The inside scoop
No one’s dirty secret is safe while Becky’s on the job
This story is a modern retelling of Victorianera novel Vanity Fair by William Thackeray. I haven’t read that book, but I did watch a TV adaptation, so I’m familiar with the character of social-climbing Becky Sharp, constantly fighting to better her circumstances as life throws curveballs at her. In the original novel, Becky is a real hustler and so recasting her for contemporary times as a relentlessly ambitious tabloid journalist is a smart idea.

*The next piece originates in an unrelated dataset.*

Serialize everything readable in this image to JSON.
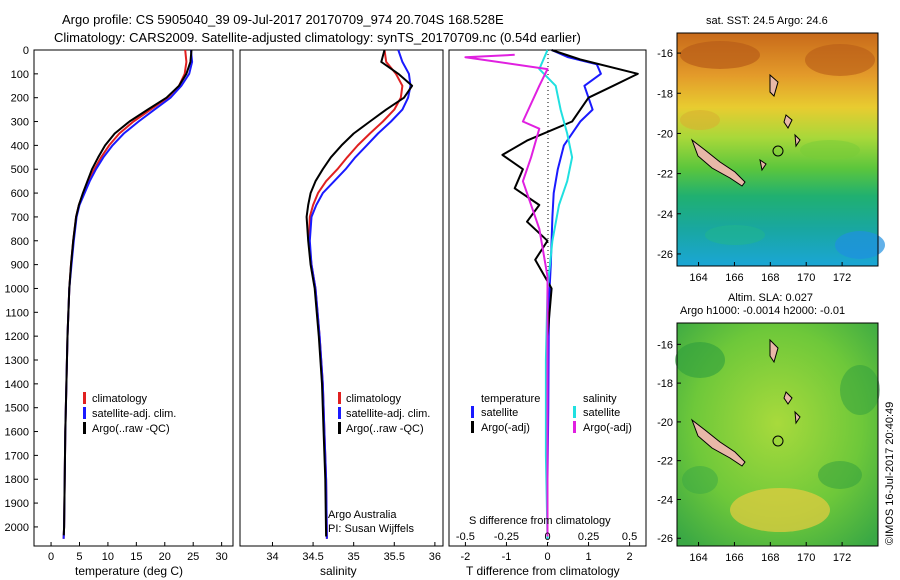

The Becky of this novel is a girl who grows up poor in a wealthy area and develops a few chips on her shoulder as a result. When she lands a job working as a nanny for the Crawley family, she sees her opportunity to start making her way up. Her boss Pitt Crawley is editor of the Mercury newspaper and Becky is set on becoming a reporter. She can write, she has talent and is ruthless. Really, there is nothing to stop her rising to the top in the cut-throat world of tabloid newspapers of the 1990s.
As she pursues headlinegrabbing stories, despite the men who try to block her, Becky is determinedly set on power, success and revenge. She is a British tabloid journalist who puts getting the big exclusive in front of absolutely everything, even basic decency. And that is the real problem here; Becky is such a monster, she is impossible to warm to in any way. Also, if the aim was to explore what it takes to create a person like that, then I’m not convinced this novel manages it.
We are told that all the characters are fictitious, however the plot is quite clearly inspired by the phone-hacking scandal that erupted in the tabloid newspaper world early this century and which involved another “Becky”, former editor of the News of the World Rebekah Brooks.
As a fiction, it is grubby and nasty, but it’s also clever and makes some pretty compelling points about sexism and ethics. Becky is a book you can’t help being gripped by, but that doesn’t leave you feeling very good about anything.